El claustro académico dictaminó que el estudio carecía de valor científico y la membresía de Marat fue rechazada. El frustrado académico atribuyó el portazo a Lavoisier. Años más tarde, convertido en uno de los caudillos más temibles de la revolución, Marat se tomó su revancha levantando ante el Comité de Salud Pública un libelo acusatorio contra su supuesto objetor a quien calificó de charlatán, compañero de tiranos, discípulo de pillos y enemigo de la revolución.
Demasiados cargos y muy pesados como para que el Comité los ignorara en pleno reinado del terror que iba tragándose a los revolucionarios uno tras otro. Así sucumbieron Robespierre, guillotinado dos meses después de Lavoisier, Dantón, caído bajo la cuchilla un mes antes que el científico y el propio Marat, asesinado en 1793 por Charlotte Corday, una activista girondina que le clavó un puñal mientras el polemista tomaba un baño.

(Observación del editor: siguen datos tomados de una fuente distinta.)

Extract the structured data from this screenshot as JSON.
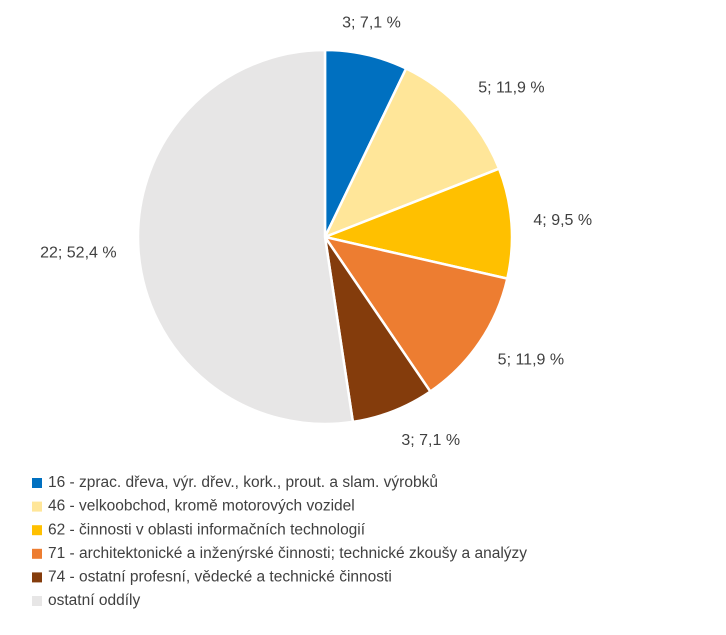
{
  "chart_data": {
    "type": "pie",
    "categories": [
      "16 - zprac. dřeva, výr. dřev., kork., prout. a slam. výrobků",
      "46 - velkoobchod, kromě motorových vozidel",
      "62 - činnosti v oblasti informačních technologií",
      "71 - architektonické a inženýrské činnosti; technické zkoušy a analýzy",
      "74 - ostatní profesní, vědecké a technické činnosti",
      "ostatní oddíly"
    ],
    "values": [
      3,
      5,
      4,
      5,
      3,
      22
    ],
    "value_labels": [
      "3; 7,1 %",
      "5; 11,9 %",
      "4; 9,5 %",
      "5; 11,9 %",
      "3; 7,1 %",
      "22;  52,4 %"
    ],
    "colors": [
      "#0070c0",
      "#ffe699",
      "#ffc000",
      "#ed7d31",
      "#843c0c",
      "#e7e6e6"
    ],
    "legend": "bottom"
  }
}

INMENSO LEGADO – Las palabras de Lagrange ante el cadáver decapitado de su amigo y colega fueron proféticas. Pasaría mucho tiempo antes de que una mente de semejante brillo iluminara el mundo de la investigación científica.
Lavoisier no fue científico loco encerrado en su laboratorio entre alambiques, crisoles y pipetas. Fue un observador riguroso de la naturaleza, algo imposible de lograr desde un claustro laboratorial.
“Considero a la naturaleza como un amplio laboratorio químico en el que tienen lugar toda clase de síntesis y descomposiciones” enunció quien luego describiría con mucha precisión la fotosíntesis clorofiliana en éstos términos: “Durante las horas de luz solar, una planta absorbe el carbono del dióxido de carbono y arroja al mismo tiempo sólo el oxígeno libre y mantiene el carbono para sí como alimento”. Esto que hoy se enseña en la escuela y se profundiza en la universidad era toda una novedad en aquellos turbulentos días.
Y como contradiciendo expresamente a quien lo entregara al verdugo, Lavoisier dejó este pensamiento sobre charlatanes y verdaderos científicos.
“El arte de concluir a partir de la experiencia y la observación consiste en evaluar las probabilidades, en estimar si son lo suficientemente altas o numerosas como para constituir una prueba. Este tipo de cálculo es más complicado y más difícil de lo que uno podría pensar. Exige una gran sagacidad generalmente por encima del poder de la gente común. El éxito de los charlatanes, hechiceros y alquimistas, y de todos aquellos que abusan de la credulidad pública, se basa en errores en este tipo de cálculo”.
Y concluía: “Somos científicos y no debemos confiar en nada más que en los hechos”.